Qantas, based in Australia, has promised to add the routes within the next five years, USA Today reported. The airline has already announced a 17-hour, 9,010-mile nonstop flight from Perth to London, making it one of the longest continuous flying routes in the world and the first nonstop from Australia to Europe.
A source told Reuters that Qantas' Sydney-to-London flight will take a northern polar route on most days rather than the usual western crossing over Asia and Europe.
The polar route is longer than the 9,200 nautical miles western route but benefits from a strong tailwinds rather than powerful headwinds on a more direct western route, the wire agency reported.
"The smart way is not to fight the winds. Use them," Leeham Co analyst Bjorn Fehrm said in a note to clients speculating about a 10,000-nautical-mile polar route in June, Reuters noted.
The Qantas planes would greatly expand the capabilities of commercial airlines flying nonstop. Emirates currently has the distinction of having the longest nonstop flight by distance, with its daily flight to Auckland, New Zealand, taking 16 hours outbound and 17 hours and 15 minutes on the return flight, according to CNN.

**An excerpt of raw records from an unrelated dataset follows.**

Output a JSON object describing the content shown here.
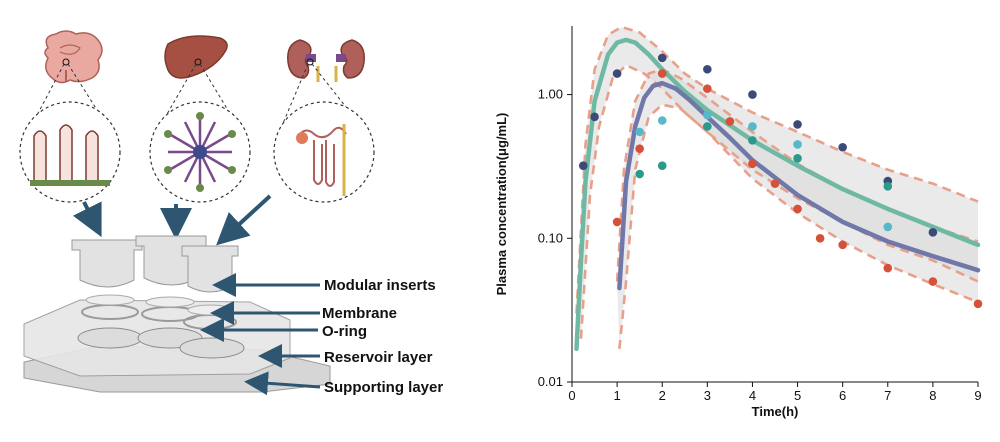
{
  "diagram": {
    "labels": {
      "modular_inserts": "Modular inserts",
      "membrane": "Membrane",
      "o_ring": "O-ring",
      "reservoir_layer": "Reservoir layer",
      "supporting_layer": "Supporting layer"
    },
    "organs": [
      "intestine-icon",
      "liver-icon",
      "kidney-icon"
    ],
    "colors": {
      "arrow": "#2e5670",
      "organ": "#b0605a",
      "device": "#c8c8c8"
    }
  },
  "chart_data": {
    "type": "scatter",
    "xlabel": "Time(h)",
    "ylabel": "Plasma concentration(μg/mL)",
    "xlim": [
      0,
      9
    ],
    "ylim": [
      0.01,
      3
    ],
    "yscale": "log",
    "xticks": [
      "0",
      "1",
      "2",
      "3",
      "4",
      "5",
      "6",
      "7",
      "8",
      "9"
    ],
    "yticks": [
      "0.01",
      "0.10",
      "1.00"
    ],
    "ytick_values": [
      0.01,
      0.1,
      1.0
    ],
    "grid": false,
    "band_colors": {
      "fill": "#d9d9d9",
      "ci": "#e8a08a"
    },
    "series": [
      {
        "color": "#3b4a78",
        "points": [
          [
            0.25,
            0.32
          ],
          [
            0.5,
            0.7
          ],
          [
            1.0,
            1.4
          ],
          [
            2.0,
            1.8
          ],
          [
            3.0,
            1.5
          ],
          [
            4.0,
            1.0
          ],
          [
            5.0,
            0.62
          ],
          [
            6.0,
            0.43
          ],
          [
            7.0,
            0.25
          ],
          [
            8.0,
            0.11
          ]
        ]
      },
      {
        "color": "#57b8c9",
        "points": [
          [
            1.5,
            0.55
          ],
          [
            2.0,
            0.66
          ],
          [
            3.0,
            0.72
          ],
          [
            4.0,
            0.6
          ],
          [
            5.0,
            0.45
          ],
          [
            7.0,
            0.12
          ]
        ]
      },
      {
        "color": "#2a9a8a",
        "points": [
          [
            1.5,
            0.28
          ],
          [
            2.0,
            0.32
          ],
          [
            3.0,
            0.6
          ],
          [
            4.0,
            0.48
          ],
          [
            5.0,
            0.36
          ],
          [
            7.0,
            0.23
          ]
        ]
      },
      {
        "color": "#d6513a",
        "points": [
          [
            1.0,
            0.13
          ],
          [
            1.5,
            0.42
          ],
          [
            2.0,
            1.4
          ],
          [
            3.0,
            1.1
          ],
          [
            3.5,
            0.65
          ],
          [
            4.0,
            0.33
          ],
          [
            4.5,
            0.24
          ],
          [
            5.0,
            0.16
          ],
          [
            5.5,
            0.1
          ],
          [
            6.0,
            0.09
          ],
          [
            7.0,
            0.062
          ],
          [
            8.0,
            0.05
          ],
          [
            9.0,
            0.035
          ]
        ]
      }
    ],
    "fit_curves": [
      {
        "color": "#6fb8a4",
        "points": [
          [
            0.1,
            0.017
          ],
          [
            0.2,
            0.07
          ],
          [
            0.3,
            0.25
          ],
          [
            0.5,
            0.9
          ],
          [
            0.8,
            1.9
          ],
          [
            1.0,
            2.3
          ],
          [
            1.2,
            2.4
          ],
          [
            1.4,
            2.3
          ],
          [
            1.7,
            1.9
          ],
          [
            2.0,
            1.5
          ],
          [
            2.5,
            1.05
          ],
          [
            3.0,
            0.78
          ],
          [
            4.0,
            0.48
          ],
          [
            5.0,
            0.32
          ],
          [
            6.0,
            0.22
          ],
          [
            7.0,
            0.16
          ],
          [
            8.0,
            0.12
          ],
          [
            9.0,
            0.09
          ]
        ],
        "upper": [
          [
            0.1,
            0.03
          ],
          [
            0.3,
            0.45
          ],
          [
            0.5,
            1.5
          ],
          [
            0.8,
            2.6
          ],
          [
            1.1,
            2.95
          ],
          [
            1.5,
            2.7
          ],
          [
            2.0,
            2.0
          ],
          [
            2.5,
            1.4
          ],
          [
            3.0,
            1.1
          ],
          [
            4.0,
            0.75
          ],
          [
            5.0,
            0.55
          ],
          [
            6.0,
            0.4
          ],
          [
            7.0,
            0.3
          ],
          [
            8.0,
            0.24
          ],
          [
            9.0,
            0.18
          ]
        ],
        "lower": [
          [
            0.2,
            0.02
          ],
          [
            0.4,
            0.2
          ],
          [
            0.6,
            0.6
          ],
          [
            0.9,
            1.3
          ],
          [
            1.2,
            1.6
          ],
          [
            1.6,
            1.4
          ],
          [
            2.0,
            1.1
          ],
          [
            2.5,
            0.75
          ],
          [
            3.0,
            0.55
          ],
          [
            4.0,
            0.3
          ],
          [
            5.0,
            0.19
          ],
          [
            6.0,
            0.13
          ],
          [
            7.0,
            0.09
          ],
          [
            8.0,
            0.07
          ],
          [
            9.0,
            0.05
          ]
        ]
      },
      {
        "color": "#6f78a8",
        "points": [
          [
            1.05,
            0.045
          ],
          [
            1.2,
            0.25
          ],
          [
            1.4,
            0.6
          ],
          [
            1.6,
            0.95
          ],
          [
            1.8,
            1.15
          ],
          [
            2.0,
            1.2
          ],
          [
            2.3,
            1.1
          ],
          [
            2.6,
            0.92
          ],
          [
            3.0,
            0.7
          ],
          [
            3.5,
            0.5
          ],
          [
            4.0,
            0.35
          ],
          [
            5.0,
            0.2
          ],
          [
            6.0,
            0.13
          ],
          [
            7.0,
            0.095
          ],
          [
            8.0,
            0.075
          ],
          [
            9.0,
            0.06
          ]
        ],
        "upper": [
          [
            1.0,
            0.05
          ],
          [
            1.15,
            0.3
          ],
          [
            1.4,
            0.9
          ],
          [
            1.7,
            1.4
          ],
          [
            2.0,
            1.5
          ],
          [
            2.4,
            1.3
          ],
          [
            3.0,
            0.95
          ],
          [
            4.0,
            0.55
          ],
          [
            5.0,
            0.33
          ],
          [
            6.0,
            0.22
          ],
          [
            7.0,
            0.16
          ],
          [
            8.0,
            0.12
          ],
          [
            9.0,
            0.095
          ]
        ],
        "lower": [
          [
            1.05,
            0.017
          ],
          [
            1.2,
            0.05
          ],
          [
            1.4,
            0.3
          ],
          [
            1.7,
            0.7
          ],
          [
            2.0,
            0.85
          ],
          [
            2.4,
            0.8
          ],
          [
            3.0,
            0.55
          ],
          [
            4.0,
            0.26
          ],
          [
            5.0,
            0.15
          ],
          [
            6.0,
            0.095
          ],
          [
            7.0,
            0.065
          ],
          [
            8.0,
            0.048
          ],
          [
            9.0,
            0.036
          ]
        ]
      }
    ]
  }
}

The longest current route in relationship to distance is the Air India flight to San Francisco, which travels 9,408 miles, via a Pacific Ocean route rather than the polar route it used to take, according to CNN. The network stated that the new route takes advantage of high-altitude jet stream, giving it a tailwind boost all the way to San Francisco.
That means while it takes about 1,000 more miles to fly, the trip actually shaves two hours off the journey at 15 hours.